IMDT RAM expansion supports two modes:
* "Unify Remote Memory domains": present a processor-less (memory-only)
NUMA domain, which is the default
* "Expand local memory domains": to expand each processor’s memory domain
with a portion of the memory made available by Optane and IMDT
This commit fixes a crash in the first case (when "cpulist" is empty).
Here's an example of such a system:
$ numastat -m|head -n5
Per-node system memory usage (in MBs):
Node 0 Node 1 Node 2 Total
--------------- --------------- --------------- ---------------
MemTotal 118239.56 130816.00 464384.00 713439.56
$ for i in {0..2}; do echo -n "$i: " ; cat /sys/bus/node/devices/node$i/cpulist ; done
0: 0-7,16-23
1: 8-15,24-31
2:
$ /opt/vsmp/bin/vsmpversion -vvv
Memory Drive Technology: 8.2.1455.74 (Sep 28 2017 13:09:59)
System configuration:
Boards: 3
1 x Proc. + I/O + Memory
2 x NVM devices (Intel SSDPED1K375GAQ)
Processors: 2, Cores: 16, Threads: 32
Intel(R) Xeon(R) CPU E5-2667 v4 @ 3.20GHz Stepping 01
Memory (MB): 713472 (of 977450), Cache: 251416, Private: 12562
1 x 249088MB [262036/ 678/12270]
1 x 232192MB [357707/125369/ 146] 82:00.0#1
1 x 232192MB [357707/125369/ 146] 83:00.0#1
* cpu: rename some variables (pkg => node)

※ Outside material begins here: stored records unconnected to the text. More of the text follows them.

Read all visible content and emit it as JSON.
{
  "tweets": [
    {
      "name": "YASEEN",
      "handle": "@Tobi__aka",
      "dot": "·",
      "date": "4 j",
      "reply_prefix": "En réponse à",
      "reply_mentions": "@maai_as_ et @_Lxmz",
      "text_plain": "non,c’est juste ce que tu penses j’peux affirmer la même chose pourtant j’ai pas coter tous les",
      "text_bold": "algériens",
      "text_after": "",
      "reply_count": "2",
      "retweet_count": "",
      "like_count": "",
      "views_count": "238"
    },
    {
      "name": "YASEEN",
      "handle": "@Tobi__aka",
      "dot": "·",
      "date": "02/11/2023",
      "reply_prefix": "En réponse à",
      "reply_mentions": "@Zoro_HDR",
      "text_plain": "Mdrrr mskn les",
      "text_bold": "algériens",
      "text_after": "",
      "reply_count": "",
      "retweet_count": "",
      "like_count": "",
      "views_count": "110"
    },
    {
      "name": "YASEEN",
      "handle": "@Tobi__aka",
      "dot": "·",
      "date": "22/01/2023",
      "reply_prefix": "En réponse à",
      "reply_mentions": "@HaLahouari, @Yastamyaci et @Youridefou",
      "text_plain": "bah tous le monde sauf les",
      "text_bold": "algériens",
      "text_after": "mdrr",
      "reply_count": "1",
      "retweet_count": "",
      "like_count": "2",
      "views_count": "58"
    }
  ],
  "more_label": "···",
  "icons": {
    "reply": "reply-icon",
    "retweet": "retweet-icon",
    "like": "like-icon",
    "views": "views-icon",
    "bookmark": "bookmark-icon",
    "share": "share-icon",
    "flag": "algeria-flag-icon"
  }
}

* cpu: Use %v not %q in log.Debugf() format strings
* Move NodeCollector into package collector
* Refactor collector enabling
* Update README with new collector enabled flags
* Fix out-of-date inline flag reference syntax
* Use new flags in end-to-end tests
* Add flag to disable all default collectors
* Track if a flag has been set explicitly
* Add --collectors.disable-defaults to README
* Revert disable-defaults flag
* Shorten flags
* Fixup timex collector registration
* Fix end-to-end tests
* Change procfs and sysfs path flags
* Fix review comments
* cpu: Metric 'package_throttles_total' is per package.
'package_throttles_total' is per package, not per cpu. This also reduces
the total number of cpu time series a lot (esp for multi core cpus).
* cpu: Better handling of a cpulist edge-case.
* cpu: Extract the package number from the directory name.
Do not rely on the range index.
* cpu: Add package_throttle_count for node0 cpu1
This file must be ignored by the cpu collector.